第30章 歪な音色(前編)<参>
汐が口鬼と戦っていたころ。
善逸と正一は舌の鬼から必死に逃げ回っていた。自分たちは食べてもおいしくないからと嘆願するも、鬼がそれを聞き入れてくれるはずもなく状況は変わらなかった。
鬼が舌を伸ばし、二人に襲い掛かる。間一髪で善逸が正一を抱えて難を逃れるも、舌が当たった水瓶は木っ端みじんに砕け散った。
「何それ舌速ァ!!水瓶パカッて、ありえないんですけどおお!!」
庇った勢いで二人は襖を突き破り、畳のある部屋へ飛び込んだ。正一は立ち上がると、善逸に立つように促す。
しかし善逸の膝は恐怖のあまり震え、まともに立ち上がることすらできなかった。
「お、おお俺のことはおいていけ!逃げるんだ!」
自分が完全に足手まといになっていることを承知していた善逸は、正一だけでも逃がそうと試みる。しかし彼はそれを拒否し善逸を引っ張った。
(な、なんていい子なんだ!!こんな怯えた【音】になっているのに!!)
善逸は涙と鼻水で汚れ切った顔で正一を見る。顔は青ざめ息は荒く、心音もかなり早くなっている。怯えているのは明らかなのに自分を見捨てようとはしていない。
(俺が何とかしなくちゃ・・・!俺が守ってあげないと可哀そうだろ!!享年が一桁とかあんまりだぞ!)
だが善逸の気持ちはそれとは裏腹にしぼんでいく。自分は弱い、過ぎるほど弱い。だから守ってあげられる力がない。けれど守りたい。助けたい。
――何より、汐との約束を守りたい。
先ほど彼女が言った正一を守れという声が響く。あの声を聞いたときにわいてきたわずかな勇気を、善逸は絞り出そうとしていた。
だが、追いついた舌鬼はそんな彼を嘲笑い、首を傾ける。
「お前の脳髄を耳からじゅるりと啜ってやるぞ」
その瞬間。善逸の中で恐怖と責任感が弾けた。彼の体はそのままぐらりと後ろに倒れる。正一が受け止めたせいで頭を打つことはなかったが、その顔からは規則正しい寝息が聞こえてきた。

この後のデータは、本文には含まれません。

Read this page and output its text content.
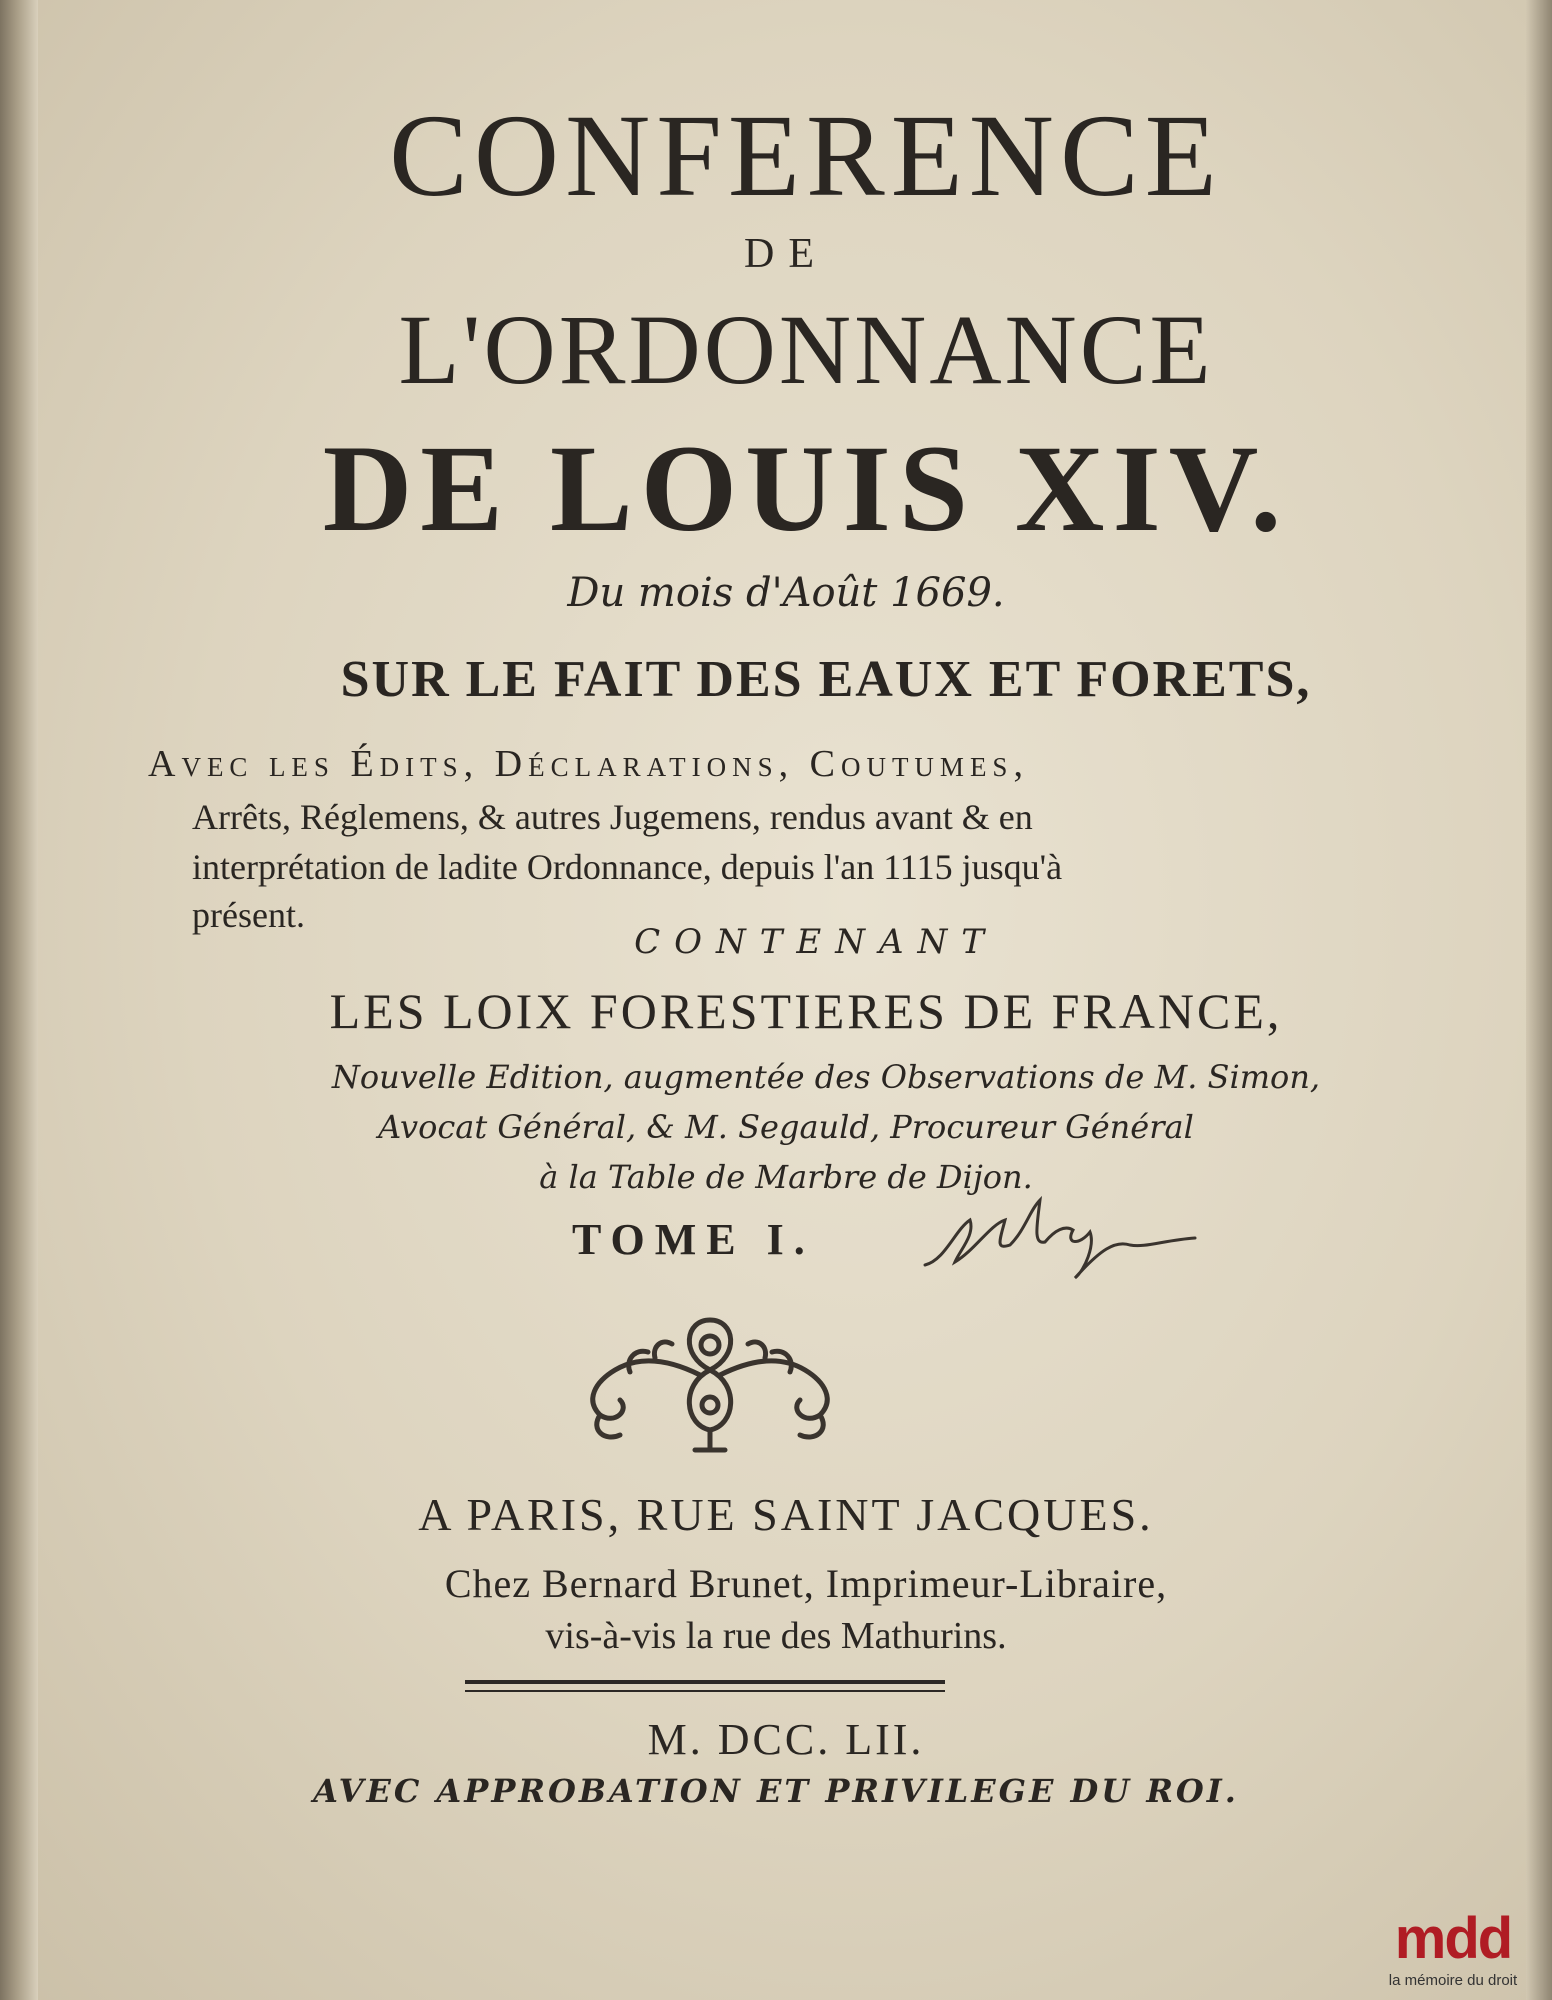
CONFERENCE
DE
L'ORDONNANCE
DE LOUIS XIV.
Du mois d'Août 1669.
SUR LE FAIT DES EAUX ET FORETS,
Avec les Édits, Déclarations, Coutumes,
Arrêts, Réglemens, & autres Jugemens, rendus avant & en
interprétation de ladite Ordonnance, depuis l'an 1115 jusqu'à
présent.
CONTENANT
LES LOIX FORESTIERES DE FRANCE,
Nouvelle Edition, augmentée des Observations de M. Simon,
Avocat Général, & M. Segauld, Procureur Général
à la Table de Marbre de Dijon.
TOME I.
A PARIS, RUE SAINT JACQUES.
Chez Bernard Brunet, Imprimeur-Libraire,
vis-à-vis la rue des Mathurins.
M. DCC. LII.
AVEC APPROBATION ET PRIVILEGE DU ROI.
mdd
la mémoire du droit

この状況で眠ってしまった善逸に、正一だけではなく鬼までもが戸惑う。だが、鬼は直ぐに我に返ると舌を二人の方へ伸ばしてきた。
殺される!!正一が善逸の名を泣きながら叫んだその瞬間。
突然、伸ばされたはずの舌が宙を舞った。鬼が悲鳴を上げ、血の飛沫が静かに舞う。
そして、眠っていたはずの善逸の体は、正一を庇うように前に立っていた。